In this script I get the embeddings and prepare the data so that it can be directly fed to the CNN later on. The script can be used for both Bangali and hindi datasets by only changing the dataset name in the beginning of the script.

In [13]:
import torch
import csv
import torch.nn as nn
import torch.nn.functional as F
import numpy as np
from utils import *
import sys

Load the cleaned data which was saved in the previous script as well as the list of the vocabulary items.

In [14]:
dataset_name = 'hindi' #change to bangali
embedding_size = 300
data = load_data(dataset_name + '_tweets')
V = data['all_words']
new_tweets = data['tweets']
Y = data['Y']

The word2vec model. Here in the forward pass I do not use the second layer and the final softmax layer since I only want to get the embeddings which are in the first layer.

In [15]:
class Word2Vec(nn.Module):
  def __init__(self):
    super().__init__()
    self.hidden_1 = nn.Linear(len(V),embedding_size)
    self.hidden_2 = nn.Linear(embedding_size,len(V))
    self.logsoftmax = nn.LogSoftmax()


  def forward(self, one_hot):
    out = self.hidden_1(one_hot)
    # print(out.shape)
    # out = self.hidden_2(out)
    # out = self.logsoftmax(out)
    return out

We need the function which turns a word into its one hot encoding:

In [16]:
def word_to_one_hot(word):
    one_hot = torch.zeros(len(V))
    for i,w in enumerate(V):
        if word == w:
            one_hot[i] = 1
            break
    assert(torch.sum(one_hot)==1)
    return one_hot


I load the embeddings model which we trained in the previous script and define a sen_len which is the mean of the sentence length of the sentences in the dataset. since for the CNN we need all the sentences to have the same size but the sentences in the dataset can have various sizes. I use the mean of the length as the final length of all the sentences and crop the longer sentences and pad the shorter sentences so that they all satisfy this length.

In [17]:
model = Word2Vec()
model.load_state_dict(torch.load(dataset_name + '_embeddings_model'))
model.eval()
sen_len = int(sum([len(sentence) for sentence in new_tweets])/len(new_tweets))
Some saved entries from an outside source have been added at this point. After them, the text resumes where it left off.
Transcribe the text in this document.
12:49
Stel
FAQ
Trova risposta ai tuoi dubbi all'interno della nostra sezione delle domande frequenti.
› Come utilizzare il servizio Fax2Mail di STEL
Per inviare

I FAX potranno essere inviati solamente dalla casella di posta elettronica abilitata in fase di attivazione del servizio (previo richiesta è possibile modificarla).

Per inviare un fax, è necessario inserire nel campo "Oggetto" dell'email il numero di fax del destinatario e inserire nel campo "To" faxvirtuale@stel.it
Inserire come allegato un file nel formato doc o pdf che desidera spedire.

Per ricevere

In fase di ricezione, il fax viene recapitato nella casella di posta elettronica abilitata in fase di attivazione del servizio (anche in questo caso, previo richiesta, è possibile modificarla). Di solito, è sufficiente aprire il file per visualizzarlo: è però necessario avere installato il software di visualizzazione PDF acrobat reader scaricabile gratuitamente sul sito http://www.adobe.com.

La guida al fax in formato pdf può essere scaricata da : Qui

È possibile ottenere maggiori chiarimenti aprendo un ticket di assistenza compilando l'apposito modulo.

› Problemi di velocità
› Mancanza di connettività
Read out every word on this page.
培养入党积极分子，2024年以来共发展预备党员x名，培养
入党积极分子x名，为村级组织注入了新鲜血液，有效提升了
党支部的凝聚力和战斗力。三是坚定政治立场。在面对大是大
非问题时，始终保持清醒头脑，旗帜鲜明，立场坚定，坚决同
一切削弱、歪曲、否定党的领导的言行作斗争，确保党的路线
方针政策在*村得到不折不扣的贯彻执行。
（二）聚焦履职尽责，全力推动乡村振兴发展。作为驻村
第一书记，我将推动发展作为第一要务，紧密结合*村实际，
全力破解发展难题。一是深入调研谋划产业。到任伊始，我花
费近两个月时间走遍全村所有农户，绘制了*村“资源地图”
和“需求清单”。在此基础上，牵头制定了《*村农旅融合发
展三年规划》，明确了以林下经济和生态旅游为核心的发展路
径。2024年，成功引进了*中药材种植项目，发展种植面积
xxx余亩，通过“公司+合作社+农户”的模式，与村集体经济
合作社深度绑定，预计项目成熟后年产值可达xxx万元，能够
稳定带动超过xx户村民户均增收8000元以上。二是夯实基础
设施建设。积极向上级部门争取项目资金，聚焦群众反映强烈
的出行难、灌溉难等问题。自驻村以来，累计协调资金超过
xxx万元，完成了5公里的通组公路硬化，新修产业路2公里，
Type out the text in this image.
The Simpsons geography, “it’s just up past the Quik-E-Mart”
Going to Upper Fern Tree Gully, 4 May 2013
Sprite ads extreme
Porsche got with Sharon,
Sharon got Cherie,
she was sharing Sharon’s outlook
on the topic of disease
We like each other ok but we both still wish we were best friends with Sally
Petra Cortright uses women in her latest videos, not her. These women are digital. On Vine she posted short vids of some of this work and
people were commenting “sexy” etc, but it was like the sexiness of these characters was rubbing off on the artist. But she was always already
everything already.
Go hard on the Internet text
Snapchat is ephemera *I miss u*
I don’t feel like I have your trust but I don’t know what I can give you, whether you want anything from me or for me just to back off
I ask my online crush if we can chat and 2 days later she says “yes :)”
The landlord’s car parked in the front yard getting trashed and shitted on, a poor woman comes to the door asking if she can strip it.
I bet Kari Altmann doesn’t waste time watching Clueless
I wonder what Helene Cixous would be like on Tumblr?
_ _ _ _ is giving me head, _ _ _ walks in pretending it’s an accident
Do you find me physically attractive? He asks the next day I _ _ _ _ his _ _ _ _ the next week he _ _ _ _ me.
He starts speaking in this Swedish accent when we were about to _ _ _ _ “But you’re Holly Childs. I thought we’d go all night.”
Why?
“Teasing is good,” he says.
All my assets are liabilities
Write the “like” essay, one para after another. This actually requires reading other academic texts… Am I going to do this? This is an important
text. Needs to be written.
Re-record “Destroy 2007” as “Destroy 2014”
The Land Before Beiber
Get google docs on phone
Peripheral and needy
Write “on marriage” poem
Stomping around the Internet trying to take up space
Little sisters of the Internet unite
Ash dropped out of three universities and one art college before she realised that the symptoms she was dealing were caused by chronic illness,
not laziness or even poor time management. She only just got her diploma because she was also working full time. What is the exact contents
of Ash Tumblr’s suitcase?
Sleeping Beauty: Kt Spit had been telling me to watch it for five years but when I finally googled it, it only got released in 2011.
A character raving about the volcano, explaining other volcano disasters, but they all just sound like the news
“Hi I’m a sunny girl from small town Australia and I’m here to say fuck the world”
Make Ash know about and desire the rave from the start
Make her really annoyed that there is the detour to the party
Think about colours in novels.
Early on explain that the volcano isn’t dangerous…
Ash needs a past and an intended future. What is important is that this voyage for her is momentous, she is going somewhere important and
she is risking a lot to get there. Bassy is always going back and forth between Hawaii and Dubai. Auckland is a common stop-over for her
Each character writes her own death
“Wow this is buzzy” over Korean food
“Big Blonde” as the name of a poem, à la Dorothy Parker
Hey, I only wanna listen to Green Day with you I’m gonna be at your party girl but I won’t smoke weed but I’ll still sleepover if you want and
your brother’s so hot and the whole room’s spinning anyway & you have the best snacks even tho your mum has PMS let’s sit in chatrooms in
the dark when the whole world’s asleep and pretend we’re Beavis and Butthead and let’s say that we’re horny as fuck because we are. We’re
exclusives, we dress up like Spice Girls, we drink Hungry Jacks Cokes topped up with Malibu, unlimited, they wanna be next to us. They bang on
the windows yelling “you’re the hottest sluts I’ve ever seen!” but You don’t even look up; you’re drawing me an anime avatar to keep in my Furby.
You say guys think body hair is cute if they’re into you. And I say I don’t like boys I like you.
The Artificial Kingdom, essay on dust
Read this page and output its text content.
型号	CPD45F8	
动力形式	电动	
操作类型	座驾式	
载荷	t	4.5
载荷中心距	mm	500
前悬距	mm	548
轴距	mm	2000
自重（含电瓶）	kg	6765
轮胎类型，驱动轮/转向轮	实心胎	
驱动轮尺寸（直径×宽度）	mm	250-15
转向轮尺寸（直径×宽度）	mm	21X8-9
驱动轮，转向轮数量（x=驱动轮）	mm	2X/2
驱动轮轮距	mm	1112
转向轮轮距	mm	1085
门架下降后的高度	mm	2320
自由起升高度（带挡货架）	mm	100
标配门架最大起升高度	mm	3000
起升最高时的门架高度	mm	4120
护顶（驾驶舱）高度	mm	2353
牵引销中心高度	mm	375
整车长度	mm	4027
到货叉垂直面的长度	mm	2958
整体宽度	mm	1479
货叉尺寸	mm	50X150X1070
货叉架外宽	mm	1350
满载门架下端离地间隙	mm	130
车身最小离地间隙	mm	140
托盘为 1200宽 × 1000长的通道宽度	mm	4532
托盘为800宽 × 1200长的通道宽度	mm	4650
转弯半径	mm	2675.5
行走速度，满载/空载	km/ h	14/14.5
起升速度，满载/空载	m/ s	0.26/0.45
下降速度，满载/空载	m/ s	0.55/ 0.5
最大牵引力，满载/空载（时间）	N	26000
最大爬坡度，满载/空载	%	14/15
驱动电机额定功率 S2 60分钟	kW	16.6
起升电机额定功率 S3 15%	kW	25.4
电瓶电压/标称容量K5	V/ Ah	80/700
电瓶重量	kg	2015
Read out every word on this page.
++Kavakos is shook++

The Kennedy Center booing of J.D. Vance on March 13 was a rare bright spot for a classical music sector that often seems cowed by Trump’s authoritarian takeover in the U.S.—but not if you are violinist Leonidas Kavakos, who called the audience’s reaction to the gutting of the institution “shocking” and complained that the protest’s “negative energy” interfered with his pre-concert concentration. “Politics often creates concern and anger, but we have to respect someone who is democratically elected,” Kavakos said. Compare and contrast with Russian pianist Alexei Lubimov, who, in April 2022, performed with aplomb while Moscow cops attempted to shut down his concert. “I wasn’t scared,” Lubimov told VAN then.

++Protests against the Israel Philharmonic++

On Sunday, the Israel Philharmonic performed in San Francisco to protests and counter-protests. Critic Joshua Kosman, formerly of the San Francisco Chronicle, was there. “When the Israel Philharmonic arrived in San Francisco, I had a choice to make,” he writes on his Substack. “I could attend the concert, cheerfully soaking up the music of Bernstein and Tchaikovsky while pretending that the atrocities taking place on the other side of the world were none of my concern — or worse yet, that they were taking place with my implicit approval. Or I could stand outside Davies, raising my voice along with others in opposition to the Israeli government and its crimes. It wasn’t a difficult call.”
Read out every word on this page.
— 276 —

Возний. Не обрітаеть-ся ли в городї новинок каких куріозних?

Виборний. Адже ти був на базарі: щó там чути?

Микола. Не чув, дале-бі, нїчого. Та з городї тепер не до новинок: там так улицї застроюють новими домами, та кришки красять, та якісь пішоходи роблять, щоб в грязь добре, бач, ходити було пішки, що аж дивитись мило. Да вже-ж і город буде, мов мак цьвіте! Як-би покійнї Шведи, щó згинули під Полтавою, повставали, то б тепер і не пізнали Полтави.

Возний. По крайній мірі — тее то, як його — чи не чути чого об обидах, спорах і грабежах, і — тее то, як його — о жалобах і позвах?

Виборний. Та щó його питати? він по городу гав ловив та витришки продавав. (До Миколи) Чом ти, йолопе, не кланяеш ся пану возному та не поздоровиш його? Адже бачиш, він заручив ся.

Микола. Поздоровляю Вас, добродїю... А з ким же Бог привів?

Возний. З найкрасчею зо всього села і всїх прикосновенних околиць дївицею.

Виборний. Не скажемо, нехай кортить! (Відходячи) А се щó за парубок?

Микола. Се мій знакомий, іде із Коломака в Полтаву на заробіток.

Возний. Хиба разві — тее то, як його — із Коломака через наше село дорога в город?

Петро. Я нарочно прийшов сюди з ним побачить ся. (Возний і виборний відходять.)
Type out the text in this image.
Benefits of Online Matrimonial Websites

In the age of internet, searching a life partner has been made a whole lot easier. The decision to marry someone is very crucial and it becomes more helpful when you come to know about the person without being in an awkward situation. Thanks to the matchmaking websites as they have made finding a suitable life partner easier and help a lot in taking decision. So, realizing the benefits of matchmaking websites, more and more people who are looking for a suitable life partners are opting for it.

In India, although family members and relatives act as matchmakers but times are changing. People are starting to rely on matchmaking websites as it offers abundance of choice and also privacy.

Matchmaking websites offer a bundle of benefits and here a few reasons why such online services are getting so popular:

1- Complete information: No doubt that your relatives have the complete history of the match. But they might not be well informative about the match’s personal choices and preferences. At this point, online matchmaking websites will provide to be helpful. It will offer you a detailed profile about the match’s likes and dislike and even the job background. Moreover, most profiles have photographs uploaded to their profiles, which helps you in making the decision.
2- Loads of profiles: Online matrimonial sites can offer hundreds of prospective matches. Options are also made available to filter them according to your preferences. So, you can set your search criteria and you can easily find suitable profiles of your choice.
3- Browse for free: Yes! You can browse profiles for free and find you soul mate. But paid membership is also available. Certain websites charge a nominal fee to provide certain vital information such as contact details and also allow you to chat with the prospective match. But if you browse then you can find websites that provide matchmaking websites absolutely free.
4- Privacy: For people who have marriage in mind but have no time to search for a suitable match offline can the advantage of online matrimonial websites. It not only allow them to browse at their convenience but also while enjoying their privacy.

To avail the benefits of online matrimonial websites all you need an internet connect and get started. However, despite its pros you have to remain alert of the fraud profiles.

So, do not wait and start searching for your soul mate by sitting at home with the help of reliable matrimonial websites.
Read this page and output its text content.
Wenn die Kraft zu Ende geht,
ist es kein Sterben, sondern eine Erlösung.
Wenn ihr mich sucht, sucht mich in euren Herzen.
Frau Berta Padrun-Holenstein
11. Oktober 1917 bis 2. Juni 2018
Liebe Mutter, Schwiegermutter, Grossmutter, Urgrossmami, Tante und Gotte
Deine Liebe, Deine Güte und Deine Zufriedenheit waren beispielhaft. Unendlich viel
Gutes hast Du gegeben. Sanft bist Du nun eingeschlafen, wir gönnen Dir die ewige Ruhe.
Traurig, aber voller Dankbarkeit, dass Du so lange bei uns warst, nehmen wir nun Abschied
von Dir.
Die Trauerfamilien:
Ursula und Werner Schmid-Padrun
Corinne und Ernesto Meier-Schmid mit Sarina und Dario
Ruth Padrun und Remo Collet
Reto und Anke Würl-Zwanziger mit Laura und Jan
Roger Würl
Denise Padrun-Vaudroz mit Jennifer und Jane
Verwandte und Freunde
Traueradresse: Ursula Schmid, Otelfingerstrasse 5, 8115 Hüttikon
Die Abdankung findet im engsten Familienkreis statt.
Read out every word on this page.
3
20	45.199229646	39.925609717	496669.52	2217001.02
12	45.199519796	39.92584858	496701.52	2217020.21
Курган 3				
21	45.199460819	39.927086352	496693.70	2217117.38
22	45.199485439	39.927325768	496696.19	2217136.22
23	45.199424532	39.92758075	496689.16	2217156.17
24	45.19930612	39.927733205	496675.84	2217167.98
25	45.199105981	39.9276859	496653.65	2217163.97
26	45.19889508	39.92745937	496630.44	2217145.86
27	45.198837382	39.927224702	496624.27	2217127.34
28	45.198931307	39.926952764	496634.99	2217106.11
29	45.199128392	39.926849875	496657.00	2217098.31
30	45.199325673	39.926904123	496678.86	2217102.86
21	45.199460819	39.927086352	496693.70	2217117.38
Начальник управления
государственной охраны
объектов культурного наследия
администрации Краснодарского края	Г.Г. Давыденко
For each word in each sentence, we first get its one hot representation based on the vocaulary and then use the embeddings model to get a feature vector for that word. Note that for each sentence we will have a sen_len * 300 feature matrix since the word2vec models gives us 300 features for each word and we decided to use sen_len as the length of all tweets. For the tweets which are shorter than sen_len, the remaining values are filled with random number as in https://arxiv.org/pdf/1408.5882.pdf

In [18]:
embeddings = torch.zeros((len(new_tweets),sen_len,embedding_size))
# Y = torch.zeros((len(new_tweets)))
for i,sentence in enumerate(new_tweets):
    print(i)
    j = 0
    cnt = 0
    for word in sentence:
        if j == sen_len:
            break
        if word in V:
            embeddings[i][j] = model(word_to_one_hot(word))
            cnt += 1
        else:
            print('-----ERR------')
        j += 1
#     print(sen_len,len(sentence), cnt)
    while j<sen_len:
        embeddings[i][j] = torch.rand(embedding_size)
        j += 1

Next we split the data into train, validation and test set and save it as a dictionary so that we can later it load it for our classification task. 80% of the data is used for training, 10% for validation and 10% for testing.

In [19]:
Y = torch.from_numpy(Y)
print(torch.sum(Y))
import random
frac = 0.8
num_data = len(new_tweets)
num_train = int(frac * num_data)
num_test = int((num_data - num_train)/2)
num_val = num_data - (num_test + num_train)
indices = np.arange(num_data)
random.shuffle(indices)
indices_train = indices[:num_train]
indices_val = indices[num_train:num_train+num_val]
indices_test = indices[num_train+num_val:num_train+num_val+num_test]

data_split = {}
data_split['X'] = embeddings[indices_train]
data_split['Y'] = Y[indices_train]


val = {}
val['X'] = embeddings[indices_val]
val['Y'] = Y[indices_val]

data_split['val'] = val

test = {}
test['X'] = embeddings[indices_test]
test['Y'] = Y[indices_test]
data_split['test'] = test

save_data(data_split,dataset_name + '_data')


tensor(268)